Suppose for simplicity that I have the following table in MySQL:
CREATE TABLE `events` (
`pv_name` varchar(60) NOT NULL,
`time_stamp` bigint(20) unsigned NOT NULL,
`value` text,
`value_valid` tinyint(1) NOT NULL,
PRIMARY KEY (`pv_name`,`time_stamp`),
) ENGINE=InnoDB;
I am trying to find the most efficient query to implement the equivalent of the following:
Given a pair of time stamps t0
and t1
:
For each pv_name
:
Get the value from the row with this
pv_name
and the largesttime_stamp <= t0
(if one exists). This is the value of the process variable at the beginning of the time range. If this value is not valid then discard it.Get the set of values from the rows with this
pv_name
and atime_stamp
in(t0, t1)
that are valid (if any exist).If there is more than one distinct value among the combined set of values from 1 and 2 then return the pv_name.
In essence I am trying to find which process variables had a change in value in the given time range, including a change from the value that it had at the beginning of the time range.
There are on the order of billions of rows in the table and it will continue to grow. There are on the order of 100,000 distinct pv_names in the table and they will remain fairly static. The vast majority of adjacent values (ordered by time_stamp for each pv_name) are expected to be distinct.
EDIT
If I was going to implement this from scratch I would do the following: The set of pv_names would be stored in a trie. The value for each pv_name in the trie would be a link to a binary search tree. The binary search tree would store key, value pairs of (time_stamp, value). The value in each of these pairs would be the value of the pv_name at the corresponding time_stamp.
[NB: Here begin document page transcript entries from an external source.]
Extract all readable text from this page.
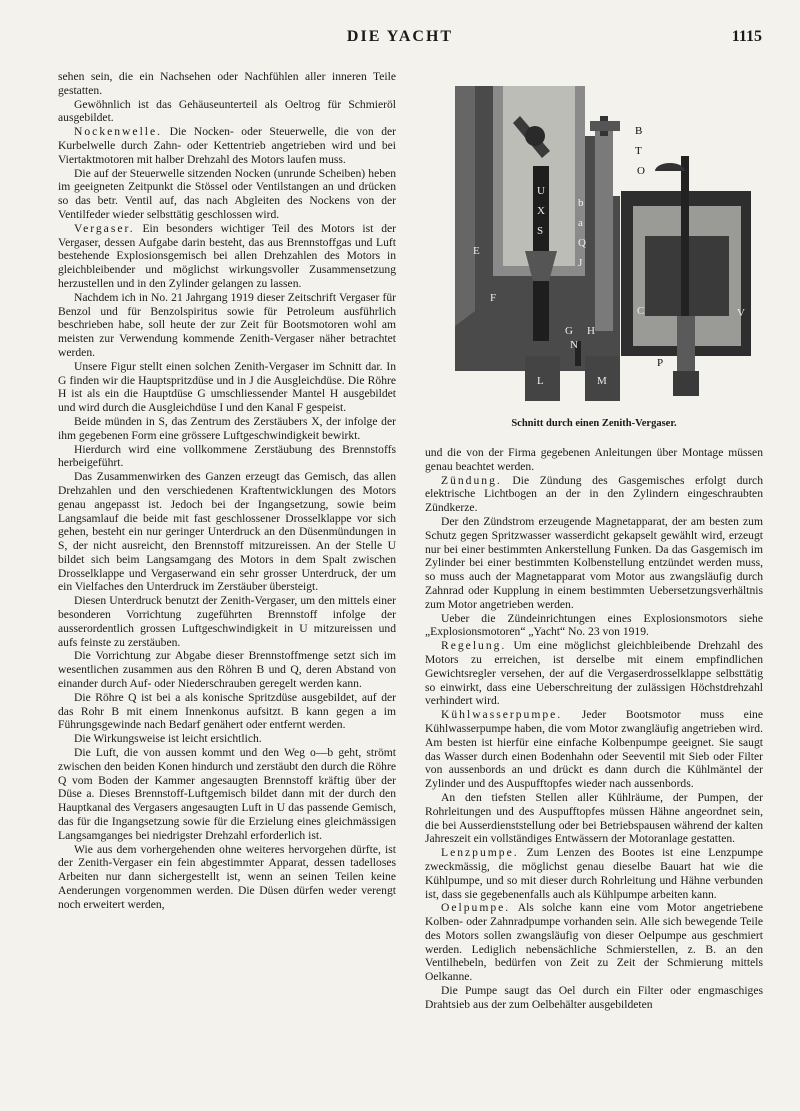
DIE YACHT	1115

sehen sein, die ein Nachsehen oder Nachfühlen aller inneren Teile gestatten.

Gewöhnlich ist das Gehäuseunterteil als Oeltrog für Schmieröl ausgebildet.

Nockenwelle. Die Nocken- oder Steuerwelle, die von der Kurbelwelle durch Zahn- oder Kettentrieb angetrieben wird und bei Viertaktmotoren mit halber Drehzahl des Motors laufen muss.

Die auf der Steuerwelle sitzenden Nocken (unrunde Scheiben) heben im geeigneten Zeitpunkt die Stössel oder Ventilstangen an und drücken so das betr. Ventil auf, das nach Abgleiten des Nockens von der Ventilfeder wieder selbsttätig geschlossen wird.

Vergaser. Ein besonders wichtiger Teil des Motors ist der Vergaser, dessen Aufgabe darin besteht, das aus Brennstoffgas und Luft bestehende Explosionsgemisch bei allen Drehzahlen des Motors in gleichbleibender und möglichst wirkungsvoller Zusammensetzung herzustellen und in den Zylinder gelangen zu lassen.

Nachdem ich in No. 21 Jahrgang 1919 dieser Zeitschrift Vergaser für Benzol und für Benzolspiritus sowie für Petroleum ausführlich beschrieben habe, soll heute der zur Zeit für Bootsmotoren wohl am meisten zur Verwendung kommende Zenith-Vergaser näher betrachtet werden.

Unsere Figur stellt einen solchen Zenith-Vergaser im Schnitt dar. In G finden wir die Hauptspritzdüse und in J die Ausgleichdüse. Die Röhre H ist als ein die Hauptdüse G umschliessender Mantel H ausgebildet und wird durch die Ausgleichdüse I und den Kanal F gespeist.

Beide münden in S, das Zentrum des Zerstäubers X, der infolge der ihm gegebenen Form eine grössere Luftgeschwindigkeit bewirkt.

Hierdurch wird eine vollkommene Zerstäubung des Brennstoffs herbeigeführt.

Das Zusammenwirken des Ganzen erzeugt das Gemisch, das allen Drehzahlen und den verschiedenen Kraftentwicklungen des Motors genau angepasst ist. Jedoch bei der Ingangsetzung, sowie beim Langsamlauf die beide mit fast geschlossener Drosselklappe vor sich gehen, besteht ein nur geringer Unterdruck an den Düsenmündungen in S, der nicht ausreicht, den Brennstoff mitzureissen. An der Stelle U bildet sich beim Langsamgang des Motors in dem Spalt zwischen Drosselklappe und Vergaserwand ein sehr grosser Unterdruck, der um ein Vielfaches den Unterdruck im Zerstäuber übersteigt.

Diesen Unterdruck benutzt der Zenith-Vergaser, um den mittels einer besonderen Vorrichtung zugeführten Brennstoff infolge der ausserordentlich grossen Luftgeschwindigkeit in U mitzureissen und aufs feinste zu zerstäuben.

Die Vorrichtung zur Abgabe dieser Brennstoffmenge setzt sich im wesentlichen zusammen aus den Röhren B und Q, deren Abstand von einander durch Auf- oder Niederschrauben geregelt werden kann.

Die Röhre Q ist bei a als konische Spritzdüse ausgebildet, auf der das Rohr B mit einem Innenkonus aufsitzt. B kann gegen a im Führungsgewinde nach Bedarf genähert oder entfernt werden.

Die Wirkungsweise ist leicht ersichtlich.

Die Luft, die von aussen kommt und den Weg o—b geht, strömt zwischen den beiden Konen hindurch und zerstäubt den durch die Röhre Q vom Boden der Kammer angesaugten Brennstoff kräftig über der Düse a. Dieses Brennstoff-Luftgemisch bildet dann mit der durch den Hauptkanal des Vergasers angesaugten Luft in U das passende Gemisch, das für die Ingangsetzung sowie für die Erzielung eines gleichmässigen Langsamganges bei niedrigster Drehzahl erforderlich ist.

Wie aus dem vorhergehenden ohne weiteres hervorgehen dürfte, ist der Zenith-Vergaser ein fein abgestimmter Apparat, dessen tadelloses Arbeiten nur dann sichergestellt ist, wenn an seinen Teilen keine Aenderungen vorgenommen werden. Die Düsen dürfen weder verengt noch erweitert werden,

B
T
O
b
a
Q
J
U
X
S
C	V
F
G H
N
L	M
P
E
Schnitt durch einen Zenith-Vergaser.

und die von der Firma gegebenen Anleitungen über Montage müssen genau beachtet werden.

Zündung. Die Zündung des Gasgemisches erfolgt durch elektrische Lichtbogen an der in den Zylindern eingeschraubten Zündkerze.

Der den Zündstrom erzeugende Magnetapparat, der am besten zum Schutz gegen Spritzwasser wasserdicht gekapselt gewählt wird, erzeugt nur bei einer bestimmten Ankerstellung Funken. Da das Gasgemisch im Zylinder bei einer bestimmten Kolbenstellung entzündet werden muss, so muss auch der Magnetapparat vom Motor aus zwangsläufig durch Zahnrad oder Kupplung in einem bestimmten Uebersetzungsverhältnis zum Motor angetrieben werden.

Ueber die Zündeinrichtungen eines Explosionsmotors siehe „Explosionsmotoren“ „Yacht“ No. 23 von 1919.

Regelung. Um eine möglichst gleichbleibende Drehzahl des Motors zu erreichen, ist derselbe mit einem empfindlichen Gewichtsregler versehen, der auf die Vergaserdrosselklappe selbsttätig so einwirkt, dass eine Ueberschreitung der zulässigen Höchstdrehzahl verhindert wird.

Kühlwasserpumpe. Jeder Bootsmotor muss eine Kühlwasserpumpe haben, die vom Motor zwangläufig angetrieben wird. Am besten ist hierfür eine einfache Kolbenpumpe geeignet. Sie saugt das Wasser durch einen Bodenhahn oder Seeventil mit Sieb oder Filter von aussenbords an und drückt es dann durch die Kühlmäntel der Zylinder und des Auspufftopfes wieder nach aussenbords.

An den tiefsten Stellen aller Kühlräume, der Pumpen, der Rohrleitungen und des Auspufftopfes müssen Hähne angeordnet sein, die bei Ausserdienststellung oder bei Betriebspausen während der kalten Jahreszeit ein vollständiges Entwässern der Motoranlage gestatten.

Lenzpumpe. Zum Lenzen des Bootes ist eine Lenzpumpe zweckmässig, die möglichst genau dieselbe Bauart hat wie die Kühlpumpe, und so mit dieser durch Rohrleitung und Hähne verbunden ist, dass sie gegebenenfalls auch als Kühlpumpe arbeiten kann.

Oelpumpe. Als solche kann eine vom Motor angetriebene Kolben- oder Zahnradpumpe vorhanden sein. Alle sich bewegende Teile des Motors sollen zwangsläufig von dieser Oelpumpe aus geschmiert werden. Lediglich nebensächliche Schmierstellen, z. B. an den Ventilhebeln, bedürfen von Zeit zu Zeit der Schmierung mittels Oelkanne.

Die Pumpe saugt das Oel durch ein Filter oder engmaschiges Drahtsieb aus der zum Oelbehälter ausgebildeten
To find out which pv_names had a change in value for a given time_range (t0, t1) I would do the following: Iterate through each pv_name in the trie and follow the link to its binary search tree. Find the greatest time_stamp in this tree less than or equal to t0. If none exists, find the smallest time_stamp in this tree less than t1. If none of these exist go to the next pv_name in the trie. Otherwise, iterate through the time_stamps in increasing order comparing the value associated with the current time_stamp to the value associated with the previous. If they differ, print out the pv_name. Stop iterating through the time_stamps. Go to the next pv_name in the trie and repeat. If a time_stamp greater than or equal to t1 is arrived at, and no differences have been found, then go to the next pv_name in the trie and repeat. Do not use the value for the time_stamp t1 in the comparisons.
Simplified example:
pv_name | time_stamp | value
A | 1.0 | 1.15
B | 2.0 | 1.00
A | 3.0 | 1.12
B | 4.0 | 1.00
A | 5.0 | 1.00
B | 6.0 | 1.00
A | 7.0 | 3.15
B | 8.0 | 9.13
A | 9.0 | 4.30
B | 10.0 | 1.00
A | 11.0 | 9.00
B | 12.0 | 1.00
time range | values of A | values of B | result
(0.0,0.5) | NULL | NULL | NULL
(1.5,2.0) | 1.15 | NULL | NULL
(1.5,5.0) | 1.15, 1.12 | NULL, 1.00, 1.00 | A
(4.0,9.0) | 1.12, 1.00, 3.15 | 1.00, 1.00, 9.13 | A, B
(13.0,14.0) | 9.00 | 1.00 | NULL
Can I do the equivalent with the same or better efficiency in MySQL or another database, relational or otherwise?